Date of Award


Degree Type


Degree Name

Master of Science (MS)



First Advisor

Maureen Carrigan

Second Advisor

Anne Ellison

Third Advisor

Ed Callen


Objective: Although Cue-Reactivity was originally developed and used with substance addictions, there has been development and validation of cue-reactivity paradigms with behavioral addictions. Concurrently, there has been a rise of literature and research into Smartphone dependency, a type of behavioral addiction. However, there has not been a study looking into cue-reactivity in conjunction with smartphone dependency. Therefore, the current study was developed to create and test a cue-reactivity paradigm for smartphone addiction to better understand the learning principles behind it. Since most individuals do not realize the severity of their dependence on the device, it is important to have definitive conclusions.

Method: The data from 54 participants was utilized in this study, with 40 participants being included in the physiological analyses. Participants were exposed to both addiction-related and neutral cues and their self-reported craving/urge ratings and EDA reactivity was recorded in response to cue presentation. Then, they were asked to complete a variety of individual difference measures such as the State Trait Anxiety Inventory and the Fear of Missing Out Scale. Other smartphone specific demographics were collected to analyze specific phone usage metrics in correlation to reactivity.

Results: Results indicated that participants had higher self-report craving/urge and physiological arousal to the addiction related cue than the neutral cue overall. Results also showed that the more addicted participants were to their smartphone, as evidenced by scores on the Smartphone Addiction Scale, the more they craved their smartphone.
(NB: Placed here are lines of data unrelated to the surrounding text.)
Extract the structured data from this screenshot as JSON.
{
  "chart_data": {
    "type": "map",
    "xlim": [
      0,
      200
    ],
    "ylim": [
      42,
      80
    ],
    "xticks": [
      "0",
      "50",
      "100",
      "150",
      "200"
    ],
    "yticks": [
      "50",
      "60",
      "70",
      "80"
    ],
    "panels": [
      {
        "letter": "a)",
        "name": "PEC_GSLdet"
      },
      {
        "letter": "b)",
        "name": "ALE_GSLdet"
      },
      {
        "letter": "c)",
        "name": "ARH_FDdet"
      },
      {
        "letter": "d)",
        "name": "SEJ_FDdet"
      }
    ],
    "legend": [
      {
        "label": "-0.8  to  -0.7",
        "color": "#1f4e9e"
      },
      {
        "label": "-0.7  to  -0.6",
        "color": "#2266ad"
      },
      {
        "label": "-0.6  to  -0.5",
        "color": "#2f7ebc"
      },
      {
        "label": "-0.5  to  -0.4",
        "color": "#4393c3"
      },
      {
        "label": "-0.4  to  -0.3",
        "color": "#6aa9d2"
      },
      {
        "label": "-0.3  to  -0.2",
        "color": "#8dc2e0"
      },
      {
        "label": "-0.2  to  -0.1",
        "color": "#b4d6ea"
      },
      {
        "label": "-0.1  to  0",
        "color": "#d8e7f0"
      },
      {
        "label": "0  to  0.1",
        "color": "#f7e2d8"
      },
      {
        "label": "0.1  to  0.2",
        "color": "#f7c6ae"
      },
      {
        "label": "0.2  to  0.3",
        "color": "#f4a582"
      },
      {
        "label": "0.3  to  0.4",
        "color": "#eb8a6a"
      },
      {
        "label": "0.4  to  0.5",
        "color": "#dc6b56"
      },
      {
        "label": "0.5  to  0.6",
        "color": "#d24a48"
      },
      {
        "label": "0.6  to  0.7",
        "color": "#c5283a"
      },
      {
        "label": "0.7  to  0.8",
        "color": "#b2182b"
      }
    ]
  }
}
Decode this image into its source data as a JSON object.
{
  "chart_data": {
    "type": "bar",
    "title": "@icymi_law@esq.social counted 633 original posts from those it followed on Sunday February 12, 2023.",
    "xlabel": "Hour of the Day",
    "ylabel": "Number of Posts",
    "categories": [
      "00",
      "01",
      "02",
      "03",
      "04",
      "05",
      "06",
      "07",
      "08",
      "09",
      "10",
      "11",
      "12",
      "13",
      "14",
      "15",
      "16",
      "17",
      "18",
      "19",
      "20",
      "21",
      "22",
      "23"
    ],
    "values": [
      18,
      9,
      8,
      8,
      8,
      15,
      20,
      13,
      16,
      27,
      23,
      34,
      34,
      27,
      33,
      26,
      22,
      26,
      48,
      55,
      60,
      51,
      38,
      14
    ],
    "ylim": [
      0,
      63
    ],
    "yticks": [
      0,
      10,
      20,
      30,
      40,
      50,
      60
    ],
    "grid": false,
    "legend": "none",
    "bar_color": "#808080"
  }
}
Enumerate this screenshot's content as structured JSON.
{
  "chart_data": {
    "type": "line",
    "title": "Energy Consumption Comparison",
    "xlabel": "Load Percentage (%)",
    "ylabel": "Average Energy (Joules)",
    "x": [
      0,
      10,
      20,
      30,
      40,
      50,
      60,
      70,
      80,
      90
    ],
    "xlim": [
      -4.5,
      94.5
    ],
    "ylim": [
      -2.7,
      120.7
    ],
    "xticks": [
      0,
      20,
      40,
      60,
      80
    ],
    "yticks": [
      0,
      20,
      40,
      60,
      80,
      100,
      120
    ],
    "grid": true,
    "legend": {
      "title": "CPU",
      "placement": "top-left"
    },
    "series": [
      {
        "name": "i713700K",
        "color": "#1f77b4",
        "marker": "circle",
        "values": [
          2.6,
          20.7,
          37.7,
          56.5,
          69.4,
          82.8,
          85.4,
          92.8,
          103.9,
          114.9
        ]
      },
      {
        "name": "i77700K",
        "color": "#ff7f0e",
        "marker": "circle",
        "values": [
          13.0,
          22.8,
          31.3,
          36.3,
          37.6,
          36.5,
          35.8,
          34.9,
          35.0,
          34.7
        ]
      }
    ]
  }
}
Lastly, results showed that Nomophobia, the fear of being without one’s phone, was predictive of heightened craving/urge to use one’s smartphone.

Conclusions: To the authors’ knowledge, this study was the first to test a cue-reactivity paradigm with smartphone dependency. The results showed individuals react to addiction-related cues associated with smartphones in the same way that individuals respond in other cue-reactivity paradigms with other addictions. Therefore, one can infer that classical conditioning is a process that contributes to smartphone dependency.